Purnima: Works by Michael Gordon, Julia Wolfe, Alex Groves, Emily Hall, Rakhi Singh

Our rating

4

Published: January 30, 2024 at 3:44 pm

Rakhi Singh (violin)

Cantaloupe CA21193   43:25 mins

Violinist-composer Rakhi Singh describes her debut full-length solo album as ‘a planet-hopping journey through a solar system of some kind’. Rich with multilayered pre-recordings and electronics, in it she brings to bear the joy of her collaborative work (including as co-founder and musical director of Manchester Collective) to embed, transform – and sometimes disguise – the violin in solo sonic exploration.

Combining recent music by British peers with stalwarts of post-minimalist New York, contrasting prompts were the lunar qualities inherent in Singh’s middle name Purnima, and her arrangement for solo violin of Julia Wolfe’s nine-bagpipe juggernaut, LAD (2007). The results are remarkably cohesive, a sense of personal mystery embracing worlds of private vulnerability, edge-land expansiveness and sheer, elemental power.

Alex Grove’s intimate Trace I  gives delicately onto Singh’s own Sabkha, its lovely harmonies shifting in Baroque-like arpeggios. Whether the salt flats of its title were an inspiration is unknown, but Emily Hall’s three Outshifts prove in any case complementary, inspired by nature at ‘the fringes and boundaries of a town’.

Her sometimes gently vocal, folk music colours get massively exploded in LAD, fast becoming a classic in light of this first violin arrangement and Sean Shibe’s recent one for electric guitar.
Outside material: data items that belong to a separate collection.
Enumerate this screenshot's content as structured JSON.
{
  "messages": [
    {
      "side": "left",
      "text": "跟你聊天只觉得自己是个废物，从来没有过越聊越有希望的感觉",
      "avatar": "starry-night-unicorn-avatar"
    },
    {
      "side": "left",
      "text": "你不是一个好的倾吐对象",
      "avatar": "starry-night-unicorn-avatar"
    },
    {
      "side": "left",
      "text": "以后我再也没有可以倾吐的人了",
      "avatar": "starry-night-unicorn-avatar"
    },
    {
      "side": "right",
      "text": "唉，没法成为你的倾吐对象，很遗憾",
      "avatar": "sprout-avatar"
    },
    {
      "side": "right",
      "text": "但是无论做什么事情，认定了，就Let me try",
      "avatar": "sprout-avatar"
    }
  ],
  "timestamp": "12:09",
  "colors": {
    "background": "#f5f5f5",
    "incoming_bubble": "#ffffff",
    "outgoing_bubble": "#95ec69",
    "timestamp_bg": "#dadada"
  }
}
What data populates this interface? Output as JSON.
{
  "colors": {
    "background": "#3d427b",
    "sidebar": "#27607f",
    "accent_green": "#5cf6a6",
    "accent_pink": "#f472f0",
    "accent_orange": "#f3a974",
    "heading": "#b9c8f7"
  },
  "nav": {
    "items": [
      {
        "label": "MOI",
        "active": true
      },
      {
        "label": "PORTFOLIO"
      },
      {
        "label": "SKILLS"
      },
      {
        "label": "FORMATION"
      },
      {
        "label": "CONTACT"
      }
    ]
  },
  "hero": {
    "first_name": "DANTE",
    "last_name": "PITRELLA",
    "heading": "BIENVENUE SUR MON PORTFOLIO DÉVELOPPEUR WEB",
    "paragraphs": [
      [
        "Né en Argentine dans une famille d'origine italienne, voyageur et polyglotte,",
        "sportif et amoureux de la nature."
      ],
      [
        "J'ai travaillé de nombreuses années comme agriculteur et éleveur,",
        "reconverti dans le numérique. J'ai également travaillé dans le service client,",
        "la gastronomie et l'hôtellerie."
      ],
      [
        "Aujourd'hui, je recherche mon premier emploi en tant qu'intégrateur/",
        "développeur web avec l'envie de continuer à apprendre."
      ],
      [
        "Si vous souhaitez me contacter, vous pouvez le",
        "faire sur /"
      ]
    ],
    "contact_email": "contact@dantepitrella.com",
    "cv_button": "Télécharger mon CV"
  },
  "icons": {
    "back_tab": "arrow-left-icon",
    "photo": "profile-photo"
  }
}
Singh expertly navigates its keening layers and drones, erupting into reels and jigs with uncanny, bagpipe-like force, while it is salsa that gets twisted in Michael Gordon’s ‘hyper-Baroque’ Tinge. Composed post-9/11 alongside Light is Calling (2004) – here a beautifully poignant close – Singh adroitly multilayers its three violins over his equally queasy soundtrack.